If I’m going to be regularly using whatever it is I’m being taught, then I’d like a real world jargon-free example. Tie it back to something really general like laundry or grocery shopping or something that most people do at least semi-frequently. Also, if instructors want students to write clear, reusable, well documented code, then they should lead by example. Showing a quick and dirty function tossed off because it can be done in that few of characters doesn’t help me learn, again assumes that I have higher level knowledge of other languages that I can translate to this example, and promotes bad practice.

We had to learn it this way; this is just how you learn coding

“This is just how coding is taught.”

“You have to go get the foundations somewhere else”

“You’re getting more than I did, *I* had to start with the language documentation”
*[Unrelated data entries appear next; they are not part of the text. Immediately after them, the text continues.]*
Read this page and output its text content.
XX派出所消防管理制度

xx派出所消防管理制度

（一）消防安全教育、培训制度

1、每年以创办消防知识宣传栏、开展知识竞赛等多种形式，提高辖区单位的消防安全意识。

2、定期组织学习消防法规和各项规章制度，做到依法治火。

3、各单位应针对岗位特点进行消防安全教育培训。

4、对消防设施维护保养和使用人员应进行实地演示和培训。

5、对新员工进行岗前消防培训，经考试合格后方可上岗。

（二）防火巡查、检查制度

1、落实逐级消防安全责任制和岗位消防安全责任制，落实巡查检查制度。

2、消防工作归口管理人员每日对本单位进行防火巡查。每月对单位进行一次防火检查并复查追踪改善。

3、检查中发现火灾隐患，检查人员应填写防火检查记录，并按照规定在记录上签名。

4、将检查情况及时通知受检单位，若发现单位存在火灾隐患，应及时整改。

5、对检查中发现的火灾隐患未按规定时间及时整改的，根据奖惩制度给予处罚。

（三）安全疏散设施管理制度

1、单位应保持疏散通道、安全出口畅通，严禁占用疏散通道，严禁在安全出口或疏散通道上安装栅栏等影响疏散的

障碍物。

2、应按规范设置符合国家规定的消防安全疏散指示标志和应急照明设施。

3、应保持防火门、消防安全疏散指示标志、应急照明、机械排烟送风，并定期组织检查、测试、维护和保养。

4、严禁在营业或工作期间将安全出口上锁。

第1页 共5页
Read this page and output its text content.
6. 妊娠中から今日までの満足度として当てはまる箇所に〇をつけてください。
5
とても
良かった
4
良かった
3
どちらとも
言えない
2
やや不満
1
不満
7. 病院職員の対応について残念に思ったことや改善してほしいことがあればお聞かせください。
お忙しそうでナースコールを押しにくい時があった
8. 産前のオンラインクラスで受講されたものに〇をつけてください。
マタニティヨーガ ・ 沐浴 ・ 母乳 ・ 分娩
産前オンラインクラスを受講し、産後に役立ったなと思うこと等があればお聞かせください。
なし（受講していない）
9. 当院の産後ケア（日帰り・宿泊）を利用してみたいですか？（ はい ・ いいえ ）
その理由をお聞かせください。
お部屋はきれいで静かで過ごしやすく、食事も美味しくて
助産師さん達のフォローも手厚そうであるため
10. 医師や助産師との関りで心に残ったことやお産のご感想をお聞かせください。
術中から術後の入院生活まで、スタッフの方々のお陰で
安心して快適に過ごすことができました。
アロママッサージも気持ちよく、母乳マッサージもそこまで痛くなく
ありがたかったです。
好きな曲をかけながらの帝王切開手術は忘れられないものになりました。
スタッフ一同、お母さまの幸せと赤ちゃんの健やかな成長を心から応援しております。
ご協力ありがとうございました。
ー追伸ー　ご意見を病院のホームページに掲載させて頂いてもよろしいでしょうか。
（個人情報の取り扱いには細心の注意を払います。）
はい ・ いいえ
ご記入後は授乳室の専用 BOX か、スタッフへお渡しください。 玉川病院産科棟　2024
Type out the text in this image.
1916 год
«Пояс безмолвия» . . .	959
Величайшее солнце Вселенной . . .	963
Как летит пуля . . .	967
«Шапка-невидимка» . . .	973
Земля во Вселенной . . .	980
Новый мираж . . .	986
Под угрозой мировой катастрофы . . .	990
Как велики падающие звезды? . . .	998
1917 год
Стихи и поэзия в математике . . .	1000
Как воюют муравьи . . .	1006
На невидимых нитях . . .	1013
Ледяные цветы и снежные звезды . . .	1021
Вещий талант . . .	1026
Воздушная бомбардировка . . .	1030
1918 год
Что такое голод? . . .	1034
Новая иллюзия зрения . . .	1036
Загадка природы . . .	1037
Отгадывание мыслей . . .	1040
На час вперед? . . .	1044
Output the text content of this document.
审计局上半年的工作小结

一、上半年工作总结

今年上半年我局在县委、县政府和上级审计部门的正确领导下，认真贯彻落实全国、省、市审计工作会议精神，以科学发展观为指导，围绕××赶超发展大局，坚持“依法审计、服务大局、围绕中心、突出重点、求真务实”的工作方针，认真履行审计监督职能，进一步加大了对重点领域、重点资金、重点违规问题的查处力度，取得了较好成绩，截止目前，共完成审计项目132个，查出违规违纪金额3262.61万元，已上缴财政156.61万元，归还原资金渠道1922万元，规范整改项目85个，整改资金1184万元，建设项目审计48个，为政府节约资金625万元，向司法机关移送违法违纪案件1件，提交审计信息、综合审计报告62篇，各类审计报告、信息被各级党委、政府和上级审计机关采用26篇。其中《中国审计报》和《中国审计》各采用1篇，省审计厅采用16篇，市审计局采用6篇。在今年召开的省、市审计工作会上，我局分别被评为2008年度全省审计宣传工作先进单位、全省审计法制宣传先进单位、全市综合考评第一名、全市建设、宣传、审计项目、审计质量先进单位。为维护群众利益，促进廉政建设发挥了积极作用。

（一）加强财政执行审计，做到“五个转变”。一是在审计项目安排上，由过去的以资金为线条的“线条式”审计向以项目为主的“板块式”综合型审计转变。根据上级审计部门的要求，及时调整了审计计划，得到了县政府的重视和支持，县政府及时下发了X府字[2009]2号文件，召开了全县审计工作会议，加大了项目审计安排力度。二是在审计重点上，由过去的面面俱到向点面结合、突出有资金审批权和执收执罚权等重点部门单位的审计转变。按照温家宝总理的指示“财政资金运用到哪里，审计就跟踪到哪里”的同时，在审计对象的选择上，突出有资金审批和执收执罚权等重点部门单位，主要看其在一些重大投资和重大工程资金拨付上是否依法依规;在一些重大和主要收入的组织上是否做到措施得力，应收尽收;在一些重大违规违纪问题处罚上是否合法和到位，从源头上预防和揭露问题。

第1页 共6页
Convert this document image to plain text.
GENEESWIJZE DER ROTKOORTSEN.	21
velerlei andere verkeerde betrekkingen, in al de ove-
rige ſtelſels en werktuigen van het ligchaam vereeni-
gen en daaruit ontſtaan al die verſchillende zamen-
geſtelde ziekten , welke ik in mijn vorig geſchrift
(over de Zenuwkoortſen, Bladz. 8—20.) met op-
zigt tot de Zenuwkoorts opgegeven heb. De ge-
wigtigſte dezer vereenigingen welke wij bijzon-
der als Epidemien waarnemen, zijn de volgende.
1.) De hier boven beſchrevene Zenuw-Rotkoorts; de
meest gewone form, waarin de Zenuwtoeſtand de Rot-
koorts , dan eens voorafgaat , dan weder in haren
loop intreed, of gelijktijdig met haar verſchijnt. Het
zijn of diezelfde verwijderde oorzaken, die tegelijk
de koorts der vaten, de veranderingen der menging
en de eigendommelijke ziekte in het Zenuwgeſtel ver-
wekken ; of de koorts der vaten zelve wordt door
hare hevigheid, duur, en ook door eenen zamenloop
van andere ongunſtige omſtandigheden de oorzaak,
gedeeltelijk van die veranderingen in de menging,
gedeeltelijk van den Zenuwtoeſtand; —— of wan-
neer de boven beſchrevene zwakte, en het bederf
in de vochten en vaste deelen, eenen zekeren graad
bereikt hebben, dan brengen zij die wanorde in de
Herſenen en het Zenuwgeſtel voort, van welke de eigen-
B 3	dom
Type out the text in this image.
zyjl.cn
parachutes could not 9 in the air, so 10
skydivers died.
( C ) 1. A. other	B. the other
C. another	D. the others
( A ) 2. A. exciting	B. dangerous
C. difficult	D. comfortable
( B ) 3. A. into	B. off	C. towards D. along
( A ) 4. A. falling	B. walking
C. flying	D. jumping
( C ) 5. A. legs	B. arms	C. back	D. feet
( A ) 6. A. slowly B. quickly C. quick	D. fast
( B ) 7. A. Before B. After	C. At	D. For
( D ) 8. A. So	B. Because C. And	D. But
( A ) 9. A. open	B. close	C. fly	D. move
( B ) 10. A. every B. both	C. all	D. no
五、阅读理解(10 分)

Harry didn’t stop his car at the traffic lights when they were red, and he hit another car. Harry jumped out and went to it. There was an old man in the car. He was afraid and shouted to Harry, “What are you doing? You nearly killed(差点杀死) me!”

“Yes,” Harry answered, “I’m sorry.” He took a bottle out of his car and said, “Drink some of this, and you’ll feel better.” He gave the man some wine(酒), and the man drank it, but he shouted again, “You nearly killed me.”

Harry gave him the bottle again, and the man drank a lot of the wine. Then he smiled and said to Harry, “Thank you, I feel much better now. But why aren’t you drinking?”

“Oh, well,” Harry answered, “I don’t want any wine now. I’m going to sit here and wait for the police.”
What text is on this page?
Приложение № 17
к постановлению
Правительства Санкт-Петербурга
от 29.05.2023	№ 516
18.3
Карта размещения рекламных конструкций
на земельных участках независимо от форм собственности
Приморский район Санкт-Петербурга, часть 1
“You should have already __________ before you started this” (where blank is taken programming in high school or college; been exposed to this 9 other ways; read 5 books/take 3 in person classes; played more with computer code at age 12; given up all other hobbies)

If I had a dollar…

I disagree with the idea that this is how we should teach people and this is how coding should be learned. I’m trying to learn this now. The classes are being offered now, which suggests a desire for people to learn this in the present. While what is being presented may have been historically how one has learned things, that doesn’t make it the best way to go forward. Continuing to drum out potential coders by running them through this “how I had to do it” gauntlet does nothing to enhance the coding community. I fully expect to need to go bash around and break things, to read documentation and run into massive roadblocks when I get through the basics. But I look for these courses–labeled introduction–to give me some basics so I am confident to break things, to find out how to solve things, and to not penalize me for coming to this later in the game.

….

All of these factors are barriers to me wanting to continue to learn or continue with coding. And this doesn’t even touch on my concerns about when I get through the basics for a given language–trying to find a project, general trepidation about code being the thing most valued in OSS, specific trepidation about being female and seen as representative while I’m actively struggling to learn this. And honestly, I’ve found these online classes so frustrating that I’m hesitant to find a live course–because while I know that I can learn these things, I have this fear that I will fail and then it won’t be alone, where I can close the computer and walk away, but that it will be in front of people and then I’ll feel especially exposed.

I will be giving extensive feedback to the instructor of the class I’m currently in but this isn’t the first, nor I expect the last, iteration, and it seems to be pretty much on autopilot except for the forums so I don’t expect much to change. I’m not the only one who has struggled in this class, I’ve spoken to at least 3 other people who have dropped out from frustration and these are all people with capacity and strong interest in learning and using this programming language.

I continue to look for better methods to learn so that I can contribute, so that I am confident in programming. And maybe then I’ll start teaching and you can tell me how while I’ve addressed these points, I’m missing five others.

*The only way I am getting through this course, and I have no shame in admitting it, is that despite also not knowing the language the Philosopher is willing to explain some of this stuff to me and help me dig my way through it. I know I would not have gotten this far without him. Maybe I should add “don’t assume I have a willing-to-explain-all-of-your-bad-examples coder in the house” to this list.

**I highly doubt I’m the only person like this.